From the chapter: Chapter 17: Applications
Glossary: recommendation system, two tower
Transcript
A recommendation problem. Billions of users, millions of items. Predict whether a user will engage with an item.
The two-tower architecture. Two neural networks, one per side.
The user tower. Inputs: the user's history, profile features, demographics. Output: a user embedding vector, often 128 to 512 dimensions.
The item tower. Inputs: the item's content features, category, recent engagement. Output: an item embedding vector, the same dimension as the user.
Score user-item compatibility by the dot product of their embeddings. High dot product means relevant.
Training. Sample a positive user-item pair, say a video the user watched. Sample many negatives, items the user did not engage with. Train so positive scores exceed negatives. The cross-entropy loss with sampled negatives is the workhorse.
Once trained, item embeddings are precomputed for the entire catalogue, indexed by an approximate nearest-neighbour structure like FAISS or HNSW.
At serving time.
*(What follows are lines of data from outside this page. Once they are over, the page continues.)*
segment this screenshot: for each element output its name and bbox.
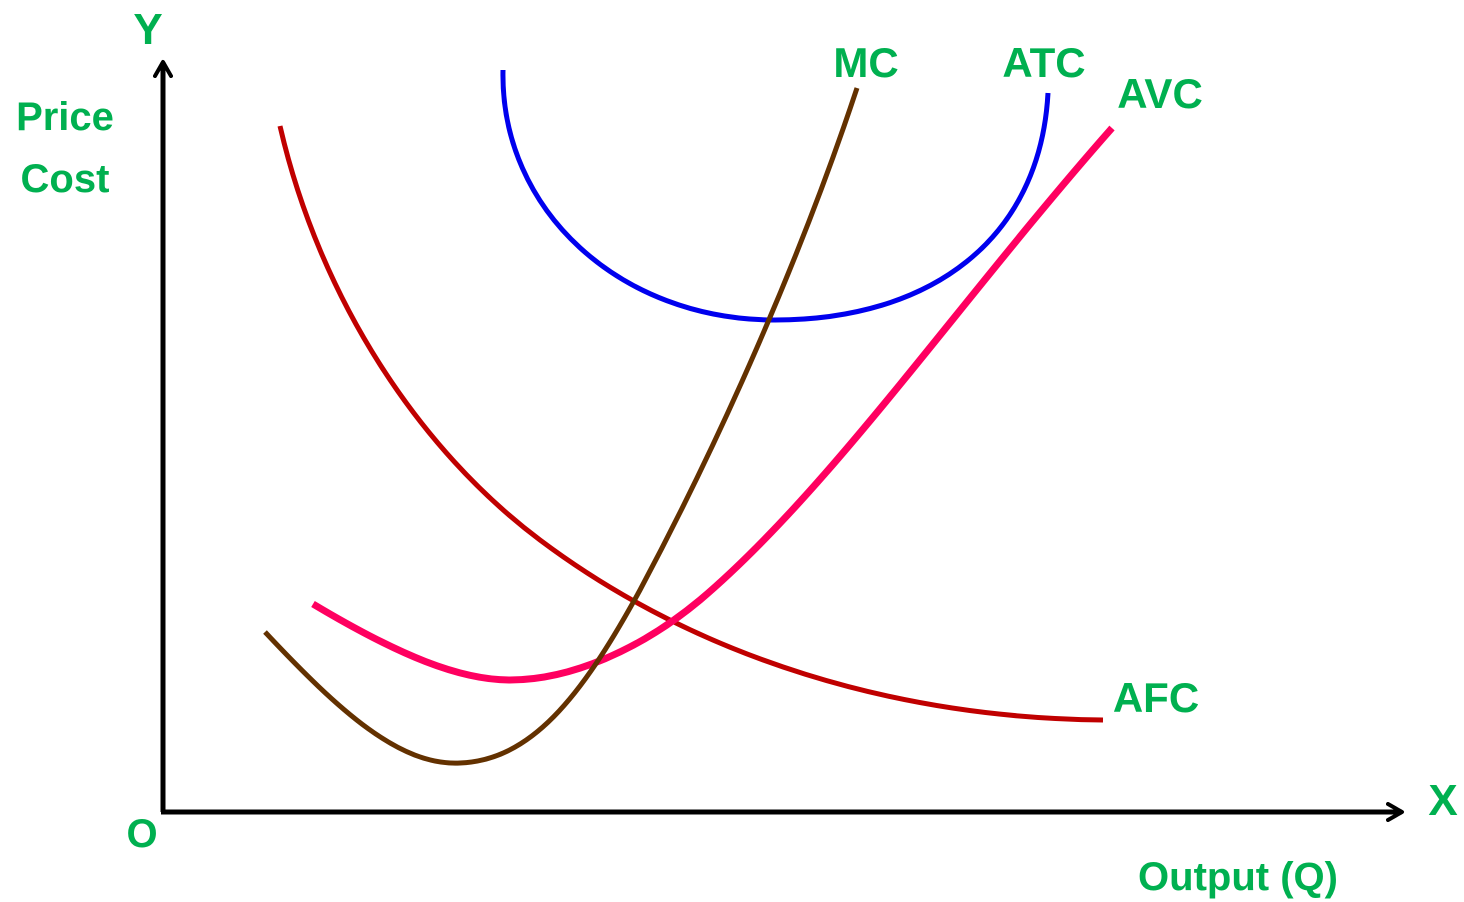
y-axis-label-line-2: Cost (21, 157, 110, 201)
x-axis-letter: X (1428, 776, 1457, 825)
avc-curve (311, 125, 1115, 684)
afc-curve (277, 125, 1104, 723)
atc-curve (500, 69, 1051, 323)
avc-label: AVC (1117, 70, 1203, 117)
origin-label: O (126, 812, 157, 856)
afc-label: AFC (1113, 674, 1199, 721)
mc-curve (263, 87, 860, 766)
atc-label: ATC (1002, 39, 1085, 86)
y-axis-letter: Y (133, 5, 162, 54)
y-axis-label-line-1: Price (16, 95, 114, 139)
x-axis-label: Output (Q) (1138, 855, 1338, 899)
mc-label: MC (833, 39, 898, 86)
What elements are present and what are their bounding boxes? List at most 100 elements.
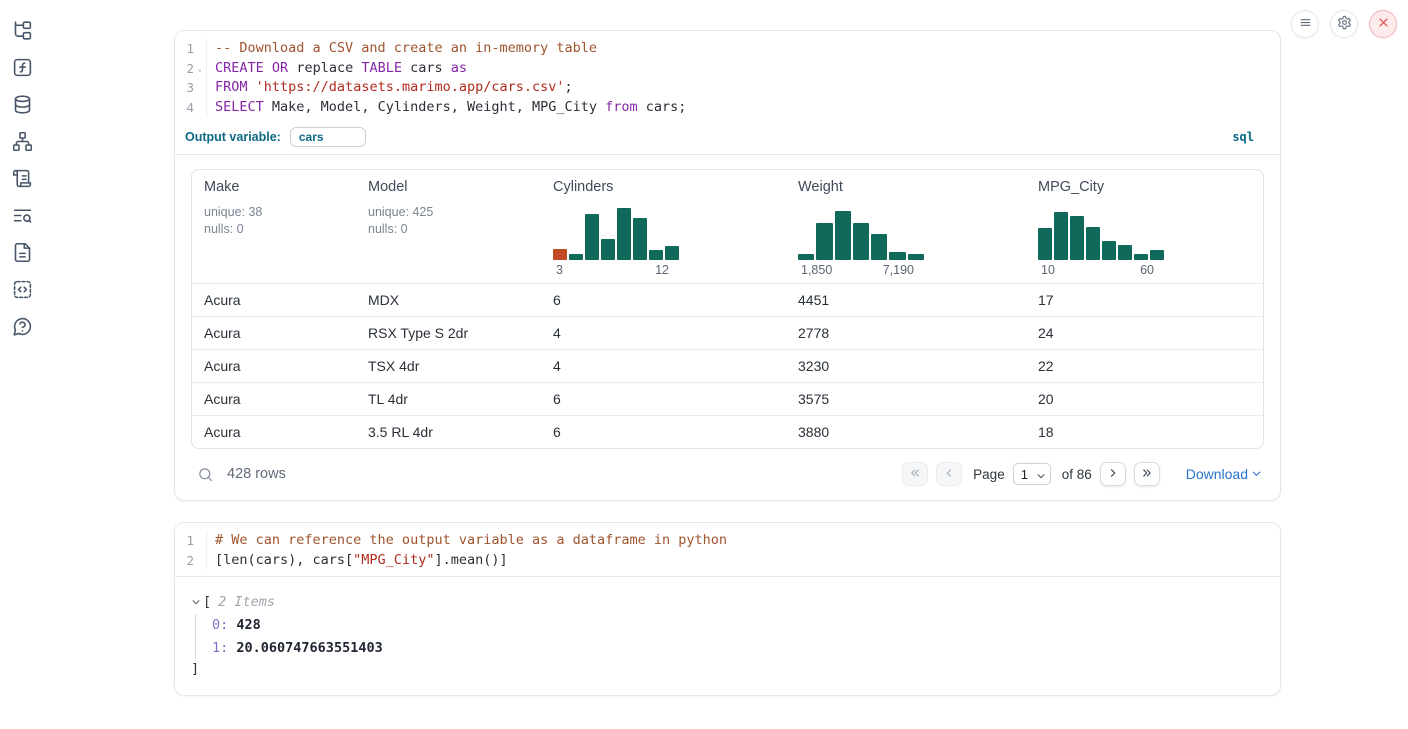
histogram-bar[interactable] — [1086, 226, 1100, 260]
column-stats: unique: 425 nulls: 0 — [368, 205, 434, 236]
histogram-bar[interactable] — [585, 214, 599, 260]
histogram-min-label: 10 — [1041, 263, 1055, 277]
sidebar-item-functions[interactable] — [11, 58, 33, 80]
next-page-button[interactable] — [1099, 462, 1126, 486]
histogram-bar[interactable] — [852, 222, 870, 260]
histogram-bar[interactable] — [1102, 241, 1116, 260]
table-body: Acura MDX 6 4451 17 Acura RSX Type S 2dr 4 2778 2… — [192, 283, 1263, 448]
table-cell: Acura — [204, 325, 241, 341]
histogram-bar[interactable] — [553, 248, 567, 260]
code-line[interactable]: 2 [len(cars), cars["MPG_City"].mean()] — [175, 550, 1280, 570]
histogram-bar[interactable] — [1150, 249, 1164, 260]
histogram-bar[interactable] — [649, 249, 663, 260]
file-tree-icon — [12, 20, 33, 44]
histogram-bar[interactable] — [1054, 212, 1068, 260]
chevron-down-icon — [191, 597, 201, 607]
column-stats: unique: 38 nulls: 0 — [204, 205, 263, 236]
code-line[interactable]: 4 SELECT Make, Model, Cylinders, Weight, … — [175, 97, 1280, 117]
sidebar-item-dependency-graph[interactable] — [11, 131, 33, 154]
page-select[interactable]: 1 — [1013, 466, 1050, 482]
histogram-bar[interactable] — [601, 239, 615, 260]
table-footer: 428 rows Page 1 of 86 Download — [191, 449, 1264, 490]
search-icon[interactable] — [197, 466, 214, 483]
menu-button[interactable] — [1291, 10, 1319, 38]
column-header-MPG_City[interactable]: MPG_City 10 60 — [1026, 170, 1263, 283]
histogram-bar[interactable] — [1038, 227, 1052, 260]
tree-entry: 0: 428 — [212, 614, 1264, 637]
sidebar-item-file-tree[interactable] — [11, 21, 33, 43]
histogram-bar[interactable] — [569, 253, 583, 260]
histogram-bar[interactable] — [1070, 216, 1084, 260]
table-row[interactable]: Acura TL 4dr 6 3575 20 — [192, 382, 1263, 415]
line-number: 2 ⌄ — [175, 58, 207, 78]
code-token: cars; — [637, 98, 687, 115]
histogram-bar[interactable] — [889, 251, 906, 260]
table-row[interactable]: Acura TSX 4dr 4 3230 22 — [192, 349, 1263, 382]
table-cell: 6 — [553, 424, 561, 440]
tree-entry: 1: 20.060747663551403 — [212, 637, 1264, 660]
column-header-Make[interactable]: Make unique: 38 nulls: 0 — [192, 170, 356, 283]
table-cell: 20 — [1038, 391, 1054, 407]
table-row[interactable]: Acura RSX Type S 2dr 4 2778 24 — [192, 316, 1263, 349]
notebook-actions — [1291, 10, 1397, 38]
download-label: Download — [1185, 466, 1248, 482]
python-code-editor[interactable]: 1 # We can reference the output variable … — [175, 523, 1280, 577]
sidebar-item-database[interactable] — [11, 95, 33, 117]
tree-root[interactable]: [ 2 Items — [191, 592, 1264, 612]
download-button[interactable]: Download — [1186, 466, 1262, 482]
scratchpad-icon — [12, 168, 33, 192]
table-cell: Acura — [204, 424, 241, 440]
histogram-bar[interactable] — [816, 222, 833, 260]
chevrons-left-icon — [908, 466, 922, 483]
histogram-max-label: 12 — [655, 263, 669, 277]
code-token: CREATE — [215, 59, 264, 76]
first-page-button[interactable] — [902, 462, 929, 486]
sidebar-item-documentation[interactable] — [11, 242, 33, 265]
sidebar-item-help[interactable] — [11, 317, 33, 339]
previous-page-button[interactable] — [936, 462, 963, 486]
line-number: 4 — [175, 97, 207, 117]
column-name: Weight — [798, 179, 843, 195]
output-variable-input[interactable] — [289, 127, 366, 147]
histogram-bar[interactable] — [1118, 245, 1132, 260]
sidebar-item-logs[interactable] — [11, 206, 33, 228]
sidebar-item-scratchpad[interactable] — [11, 169, 33, 191]
histogram-bar[interactable] — [1134, 254, 1148, 260]
code-token: from — [605, 98, 638, 115]
histogram-bar[interactable] — [834, 210, 851, 260]
column-header-Cylinders[interactable]: Cylinders 3 12 — [541, 170, 786, 283]
table-row[interactable]: Acura MDX 6 4451 17 — [192, 283, 1263, 316]
sql-cell-output: Make unique: 38 nulls: 0 Model unique: 425 nu… — [175, 155, 1280, 500]
code-line[interactable]: 3 FROM 'https://datasets.marimo.app/cars.… — [175, 78, 1280, 98]
snippets-icon — [12, 279, 33, 303]
python-cell: 1 # We can reference the output variable … — [174, 522, 1281, 696]
histogram-bar[interactable] — [633, 218, 647, 260]
code-token: replace — [288, 59, 362, 76]
line-number: 1 — [175, 39, 207, 59]
code-line[interactable]: 1 # We can reference the output variable … — [175, 531, 1280, 551]
histogram-bar[interactable] — [798, 253, 815, 260]
code-line[interactable]: 1 -- Download a CSV and create an in-memo… — [175, 39, 1280, 59]
column-header-Weight[interactable]: Weight 1,850 7,190 — [786, 170, 1026, 283]
last-page-button[interactable] — [1133, 462, 1160, 486]
code-token: Make, Model, Cylinders, Weight, MPG_City — [263, 98, 606, 115]
row-count: 428 rows — [227, 466, 286, 482]
histogram-bar[interactable] — [907, 253, 924, 260]
column-header-Model[interactable]: Model unique: 425 nulls: 0 — [356, 170, 541, 283]
code-line[interactable]: 2 ⌄ CREATE OR replace TABLE cars as — [175, 58, 1280, 78]
histogram-bar[interactable] — [617, 208, 631, 260]
tree-entry-key: 1: — [212, 639, 229, 656]
histogram-bar[interactable] — [871, 234, 888, 260]
column-name: MPG_City — [1038, 179, 1105, 195]
code-token: TABLE — [361, 59, 402, 76]
table-row[interactable]: Acura 3.5 RL 4dr 6 3880 18 — [192, 415, 1263, 448]
column-histogram — [553, 208, 679, 260]
sql-code-editor[interactable]: 1 -- Download a CSV and create an in-memo… — [175, 31, 1280, 123]
table-cell: 2778 — [798, 325, 830, 341]
sidebar-item-snippets[interactable] — [11, 280, 33, 302]
histogram-bar[interactable] — [665, 246, 679, 260]
shutdown-button[interactable] — [1369, 10, 1397, 38]
settings-button[interactable] — [1330, 10, 1358, 38]
sql-cell: 1 -- Download a CSV and create an in-memo… — [174, 30, 1281, 501]
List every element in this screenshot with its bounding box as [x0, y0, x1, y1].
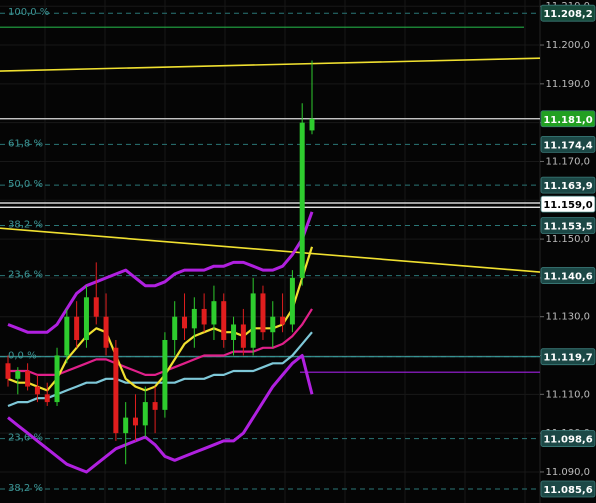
y-tick-label: 11.090,0 — [545, 467, 590, 478]
candle-body — [231, 324, 237, 340]
price-badge-label: 11.098,6 — [543, 435, 592, 446]
candle-body — [182, 316, 188, 329]
candle-body — [5, 363, 11, 379]
y-tick-label: 11.190,0 — [545, 79, 590, 90]
candle-body — [132, 417, 138, 426]
y-tick-label: 11.130,0 — [545, 312, 590, 323]
candle-body — [201, 308, 207, 325]
fib-label: 50,0 % — [8, 179, 43, 190]
candle-body — [250, 293, 256, 348]
price-badge — [540, 267, 596, 284]
candle-body — [74, 316, 80, 340]
price-badge-label: 11.119,7 — [543, 353, 592, 364]
candle-body — [221, 301, 227, 340]
fib-label: 23,6 % — [8, 270, 43, 281]
price-badge — [540, 480, 596, 498]
price-badge-label: 11.163,9 — [543, 181, 592, 192]
candle-body — [289, 277, 295, 325]
candle-body — [83, 297, 89, 340]
candle-body — [299, 122, 305, 278]
price-badge — [540, 430, 596, 447]
y-tick-label: 11.200,0 — [545, 40, 590, 51]
price-badge — [540, 176, 596, 194]
fib-label: 61,8 % — [8, 138, 43, 149]
price-badge — [540, 217, 596, 234]
price-badge — [540, 4, 596, 22]
candle-body — [123, 417, 129, 434]
y-tick-label: 11.170,0 — [545, 156, 590, 167]
candle-body — [113, 347, 119, 434]
fib-label: 23,6 % — [8, 433, 43, 444]
candle-body — [172, 316, 178, 340]
y-tick-label: 11.110,0 — [545, 389, 590, 400]
candle-body — [25, 371, 31, 387]
candle-body — [260, 293, 266, 333]
candle-body — [34, 386, 40, 395]
candle-body — [64, 316, 70, 356]
indicator-line — [7, 211, 314, 334]
candle-body — [93, 297, 99, 317]
price-badge-label: 11.208,2 — [543, 9, 592, 20]
candle-body — [240, 324, 246, 348]
candle-body — [309, 118, 315, 131]
candle-body — [15, 371, 21, 379]
trendline — [0, 57, 541, 72]
price-badge-label: 11.153,5 — [543, 221, 592, 232]
price-badge — [540, 110, 596, 128]
candle-body — [103, 316, 109, 348]
price-badge — [540, 195, 596, 213]
candle-body — [211, 301, 217, 325]
fib-label: 100,0 % — [8, 7, 49, 18]
y-tick-label: 11.150,0 — [545, 234, 590, 245]
price-badge-label: 11.174,4 — [543, 140, 592, 151]
candle-body — [270, 316, 276, 333]
candle-body — [152, 402, 158, 410]
indicator-line — [7, 354, 314, 474]
price-badge — [540, 348, 596, 366]
price-badge — [540, 135, 596, 153]
candle-body — [162, 339, 168, 410]
candle-body — [54, 355, 60, 403]
price-badge-label: 11.159,0 — [543, 200, 592, 211]
trendline — [0, 227, 541, 273]
fib-label: 38,2 % — [8, 219, 43, 230]
price-badge-label: 11.140,6 — [543, 272, 592, 283]
candle-body — [191, 308, 197, 329]
candle-body — [280, 316, 286, 325]
fib-label: 38,2 % — [8, 483, 43, 494]
price-badge-label: 11.085,6 — [543, 485, 592, 496]
candle-body — [44, 394, 50, 403]
price-badge-label: 11.181,0 — [543, 115, 592, 126]
candle-body — [142, 402, 148, 426]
Compute the user embedding from current context. Query the index for the top-k closest items in cosine or dot-product distance. Retrieve in milliseconds, even from billions of items.
A re-ranker, often a separate cross-encoder model, then sorts the top hundred candidates with finer features.
This two-tower retrieve, then rerank pattern, powers YouTube, TikTok, Spotify, Pinterest, and Amazon. Retrieve from billions; rerank from hundreds; show the top ten.